4 On April 9, 1999, the Administrative Law Judge ("ALJ") entered a Consent Order Granting the Division of Enforcement's Motions for Partial Summary Disposition ("Consent Order") based in part on Joint Stipulations of Facts ("Stipulations") entered into by the Respondents. In his Order, the ALJ found that: 1) with respect to the Lexus infomercials, Singer and Lexus committed fraud in violation of Section 4c(b) of the Act and Section 33.10 of the Regulations, Singer aided and abetted Lexus' fraud, and Singer and Luger were liable as controlling persons for Lexus' fraud; 2) with respect to Lexus' telephone sales solicitations of customers, Lexus APs (including Singer and Luger) made material misrepresentations and omissions in or in connection with commodity option transactions, and Singer and Luger were controlling persons of Lexus with respect to the APs' telephone solicitations; and 3) Lexus, Luger, and Singer failed to diligently supervise the Lexus infomercials and the Lexus APs' telephone sales solicitations to customers in violation of Section 166.3 of the Regulations.
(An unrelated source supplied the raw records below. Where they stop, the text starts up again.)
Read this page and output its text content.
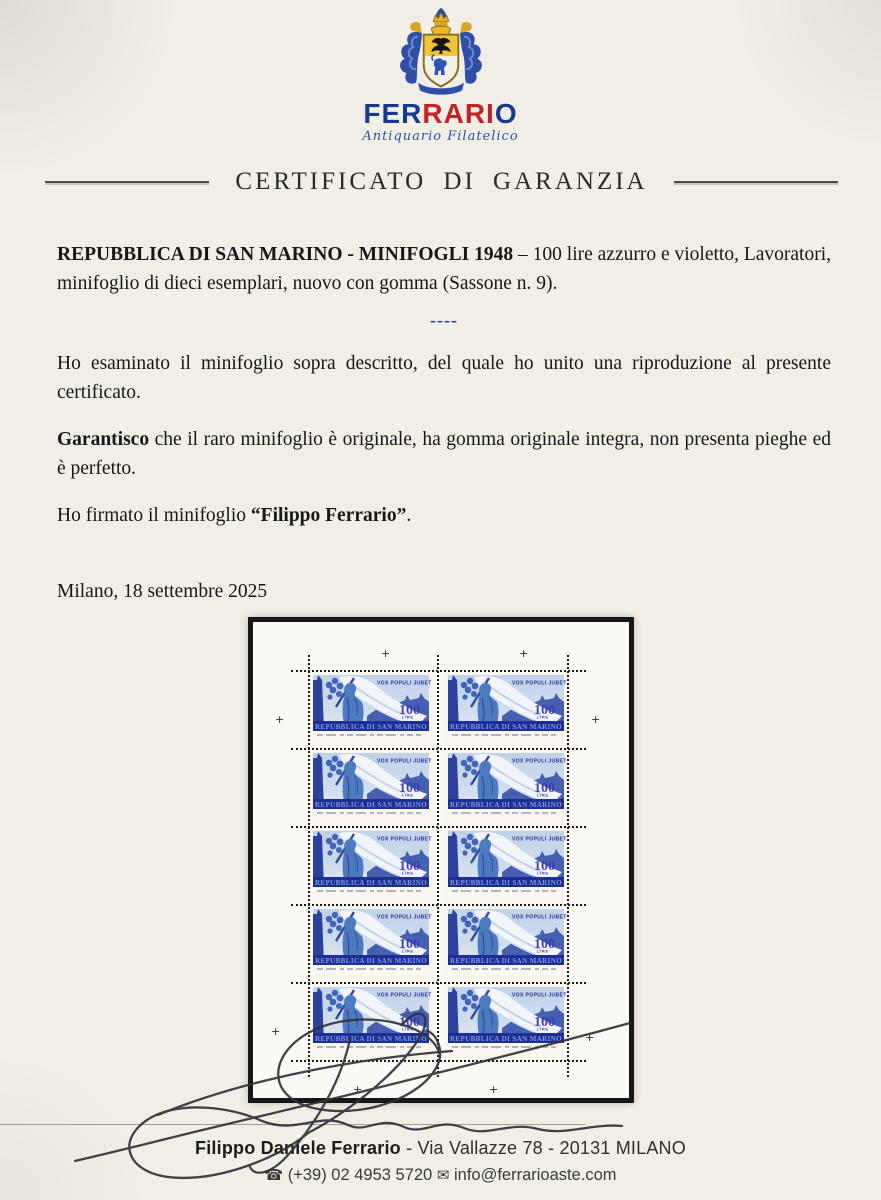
FERRARIO
Antiquario Filatelico
CERTIFICATO DI GARANZIA

REPUBBLICA DI SAN MARINO - MINIFOGLI 1948 – 100 lire azzurro e violetto, Lavoratori, minifoglio di dieci esemplari, nuovo con gomma (Sassone n. 9).

----

Ho esaminato il minifoglio sopra descritto, del quale ho unito una riproduzione al presente certificato.

Garantisco che il raro minifoglio è originale, ha gomma originale integra, non presenta pieghe ed è perfetto.

Ho firmato il minifoglio “Filippo Ferrario”.

Milano, 18 settembre 2025

+	+
+	+
+	+
+	+
Filippo Daniele Ferrario - Via Vallazze 78 - 20131 MILANO
☎ (+39) 02 4953 5720 ✉ info@ferrarioaste.com
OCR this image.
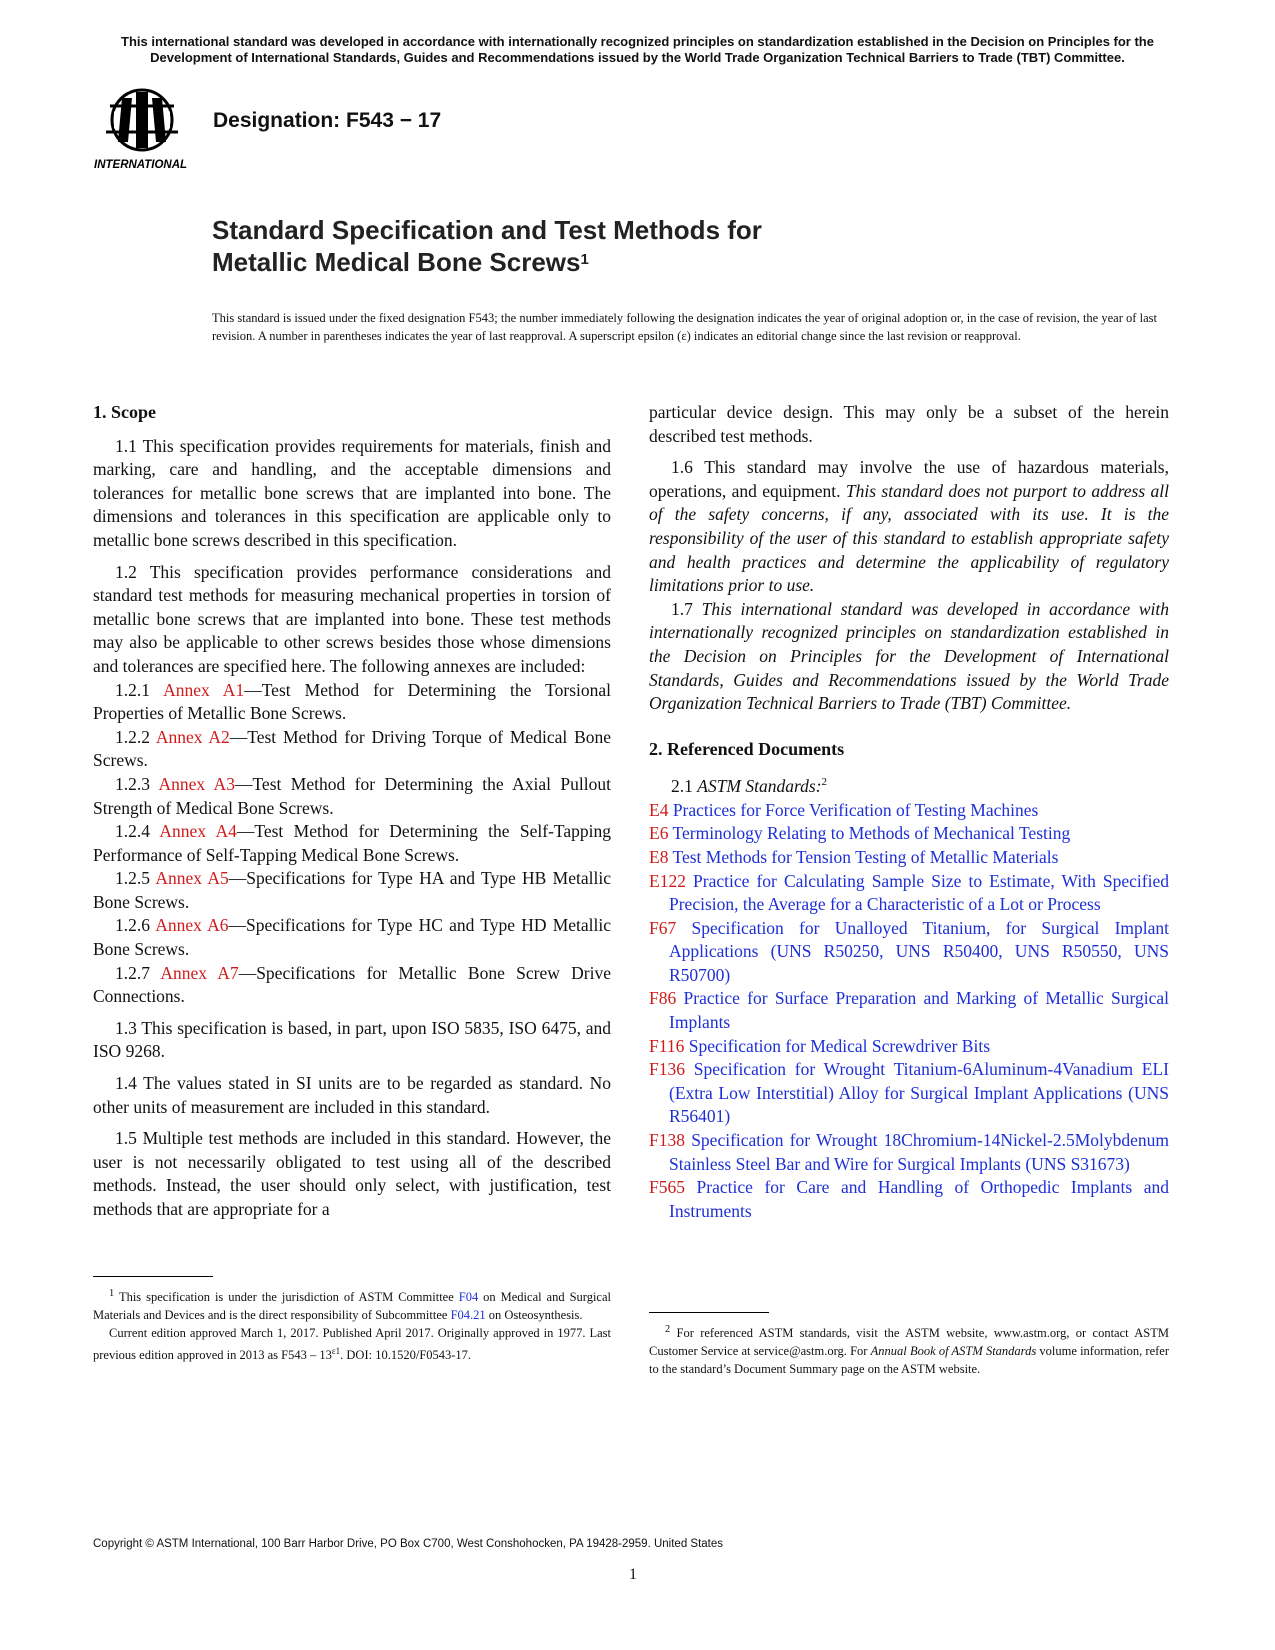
This international standard was developed in accordance with internationally recognized principles on standardization established in the Decision on Principles for the Development of International Standards, Guides and Recommendations issued by the World Trade Organization Technical Barriers to Trade (TBT) Committee.
INTERNATIONAL
Designation: F543 − 17
Standard Specification and Test Methods for
Metallic Medical Bone Screws$^1$
This standard is issued under the fixed designation F543; the number immediately following the designation indicates the year of original adoption or, in the case of revision, the year of last revision. A number in parentheses indicates the year of last reapproval. A superscript epsilon (ε) indicates an editorial change since the last revision or reapproval.
1. Scope

1.1 This specification provides requirements for materials, finish and marking, care and handling, and the acceptable dimensions and tolerances for metallic bone screws that are implanted into bone. The dimensions and tolerances in this specification are applicable only to metallic bone screws described in this specification.

1.2 This specification provides performance considerations and standard test methods for measuring mechanical properties in torsion of metallic bone screws that are implanted into bone. These test methods may also be applicable to other screws besides those whose dimensions and tolerances are specified here. The following annexes are included:

1.2.1 Annex A1—Test Method for Determining the Torsional Properties of Metallic Bone Screws.

1.2.2 Annex A2—Test Method for Driving Torque of Medical Bone Screws.

1.2.3 Annex A3—Test Method for Determining the Axial Pullout Strength of Medical Bone Screws.

1.2.4 Annex A4—Test Method for Determining the Self-Tapping Performance of Self-Tapping Medical Bone Screws.

1.2.5 Annex A5—Specifications for Type HA and Type HB Metallic Bone Screws.

1.2.6 Annex A6—Specifications for Type HC and Type HD Metallic Bone Screws.

1.2.7 Annex A7—Specifications for Metallic Bone Screw Drive Connections.

1.3 This specification is based, in part, upon ISO 5835, ISO 6475, and ISO 9268.

1.4 The values stated in SI units are to be regarded as standard. No other units of measurement are included in this standard.

1.5 Multiple test methods are included in this standard. However, the user is not necessarily obligated to test using all of the described methods. Instead, the user should only select, with justification, test methods that are appropriate for a

particular device design. This may only be a subset of the herein described test methods.

1.6 This standard may involve the use of hazardous materials, operations, and equipment. This standard does not purport to address all of the safety concerns, if any, associated with its use. It is the responsibility of the user of this standard to establish appropriate safety and health practices and determine the applicability of regulatory limitations prior to use.

1.7 This international standard was developed in accordance with internationally recognized principles on standardization established in the Decision on Principles for the Development of International Standards, Guides and Recommendations issued by the World Trade Organization Technical Barriers to Trade (TBT) Committee.

2. Referenced Documents

2.1 ASTM Standards:$^2$

E4 Practices for Force Verification of Testing Machines

E6 Terminology Relating to Methods of Mechanical Testing

E8 Test Methods for Tension Testing of Metallic Materials

E122 Practice for Calculating Sample Size to Estimate, With Specified Precision, the Average for a Characteristic of a Lot or Process

F67 Specification for Unalloyed Titanium, for Surgical Implant Applications (UNS R50250, UNS R50400, UNS R50550, UNS R50700)

F86 Practice for Surface Preparation and Marking of Metallic Surgical Implants

F116 Specification for Medical Screwdriver Bits

F136 Specification for Wrought Titanium-6Aluminum-4Vanadium ELI (Extra Low Interstitial) Alloy for Surgical Implant Applications (UNS R56401)

F138 Specification for Wrought 18Chromium-14Nickel-2.5Molybdenum Stainless Steel Bar and Wire for Surgical Implants (UNS S31673)

F565 Practice for Care and Handling of Orthopedic Implants and Instruments

$^1$ This specification is under the jurisdiction of ASTM Committee F04 on Medical and Surgical Materials and Devices and is the direct responsibility of Subcommittee F04.21 on Osteosynthesis.

Current edition approved March 1, 2017. Published April 2017. Originally approved in 1977. Last previous edition approved in 2013 as $F543 - 13^{\varepsilon 1}$. DOI: 10.1520/F0543-17.

$^2$ For referenced ASTM standards, visit the ASTM website, www.astm.org, or contact ASTM Customer Service at service@astm.org. For Annual Book of ASTM Standards volume information, refer to the standard’s Document Summary page on the ASTM website.

Copyright © ASTM International, 100 Barr Harbor Drive, PO Box C700, West Conshohocken, PA 19428-2959. United States
1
5 The five-year restitution period shall run from January 1, 1999 through December 31, 2003. Restitution payments for a calendar year shall take place by July 31 of the following year. Therefore, the final restitution payment for the year 2003 will occur on or before July 31, 2004.

6 The NFA is hereby designated as the Monitor for a period of six years from the date of this Order. Notice to the Monitor shall be made to Daniel A. Driscoll, Esq., Vice President, Compliance, or his successor, at the following address: National Futures Association, 200 West Madison Street, Chicago, IL 60606. For five years, based on the information contained in Luger's and Singer's respective sworn financial statements, tax returns, and the other financial statements and records provided to the Monitor, the Monitor shall calculate the total amount of restitution to be paid by Luger and Singer, respectively, for that year and the specific amounts payable to each customer. On or before July 31 of each year and starting in calendar year 2000, the Monitor shall send written notices to Luger and Singer with instructions to pay immediately the amount of restitution to an account designated by the Monitor. In the event Luger or Singer makes payments to any of the customers, which payments have not been directed by the Monitor, the Commission and Monitor shall reduce that Respondent's total restitution obligation upon receipt from the customer of a signed written acknowledgment stating the amount paid.